Por esa época comenzó a prefigurar su lucha contra los cárteles. Negaba que se tratara de una guerra, pero durante su campaña no tenía empacho en reconocer que de eso se trataba: Las guerras se ganan con tecnología, con información y con recursos, es una guerra en la que no podemos darnos el lujo ni de perder ni de rendirnos, y sí quiero tener un sistema en donde todos los ciudadanos me puedan decir a mí como autoridad, como presidente, como gobierno, dónde están los asaltantes para que yo pueda verdaderamente combatirlos y que la gente que me dé ese dato no corra peligro de muerte por habérmelo dado. Su lema de campaña fue la frase Valor y pasión por México, en prédicas donde dejaba asentada su postura sobre el aborto y el matrimonio igualitario: la (misma) postura de la Iglesia católica y de los grupos clericales y evangelistas, mismos que apoyaban su candidatura.

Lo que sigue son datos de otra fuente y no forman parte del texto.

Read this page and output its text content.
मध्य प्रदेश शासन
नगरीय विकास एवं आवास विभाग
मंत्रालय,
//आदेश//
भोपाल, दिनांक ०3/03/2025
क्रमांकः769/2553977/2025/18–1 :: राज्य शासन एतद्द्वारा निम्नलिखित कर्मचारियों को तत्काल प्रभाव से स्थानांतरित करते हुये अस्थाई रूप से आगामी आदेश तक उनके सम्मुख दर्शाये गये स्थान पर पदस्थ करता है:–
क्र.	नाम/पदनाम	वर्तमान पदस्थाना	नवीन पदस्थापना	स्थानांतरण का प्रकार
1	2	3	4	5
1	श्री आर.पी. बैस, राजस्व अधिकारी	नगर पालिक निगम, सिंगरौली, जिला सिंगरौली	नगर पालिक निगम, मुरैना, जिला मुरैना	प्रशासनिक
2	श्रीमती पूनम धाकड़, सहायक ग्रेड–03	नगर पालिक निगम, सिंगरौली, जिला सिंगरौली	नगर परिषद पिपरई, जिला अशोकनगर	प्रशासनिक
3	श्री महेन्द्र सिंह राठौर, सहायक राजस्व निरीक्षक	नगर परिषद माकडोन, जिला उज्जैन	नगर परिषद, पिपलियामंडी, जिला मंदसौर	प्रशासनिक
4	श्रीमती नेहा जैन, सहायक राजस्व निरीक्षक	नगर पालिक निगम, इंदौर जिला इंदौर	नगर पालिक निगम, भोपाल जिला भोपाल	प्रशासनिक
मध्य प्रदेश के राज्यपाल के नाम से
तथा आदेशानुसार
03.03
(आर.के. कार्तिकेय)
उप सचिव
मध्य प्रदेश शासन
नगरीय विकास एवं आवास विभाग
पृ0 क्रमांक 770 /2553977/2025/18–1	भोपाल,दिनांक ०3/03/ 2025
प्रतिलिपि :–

En una amigable entrevista con Joaquín López Dóriga para el Canal de las Estrellas, se identificó como respetuoso de todas las preferencias sexuales, aunque aclaró: Para mí el matrimonio por definición es la unión de un hombre y una mujer. Dijo que respetaba a las mujeres, pero se oponía al uso de la píldora del día siguiente. Se definió tolerante con todas las religiones, pero se autodefinió como un católico al que le gustaría ser mucho mejor practicante. Soy, en términos de algún pasaje bíblico, como un Pedro que se hunde en el agua, que creyó, que luchó y dudó, pero en el que se da la trascendencia del ser humano. Sé que venimos a esta tierra con la misión de realizarnos y me siento satisfecho con ella. Varios días antes de la elección se sabía que la diferencia con Andrés Manuel era muy cerrada, pero Felipe Calderón preparaba el discurso de la victoria. Según testigos, el nerviosismo era extremo, pues el director de la empresa Arcop, Rafael Giménez, tenía información que daba la ventaja a López Obrador.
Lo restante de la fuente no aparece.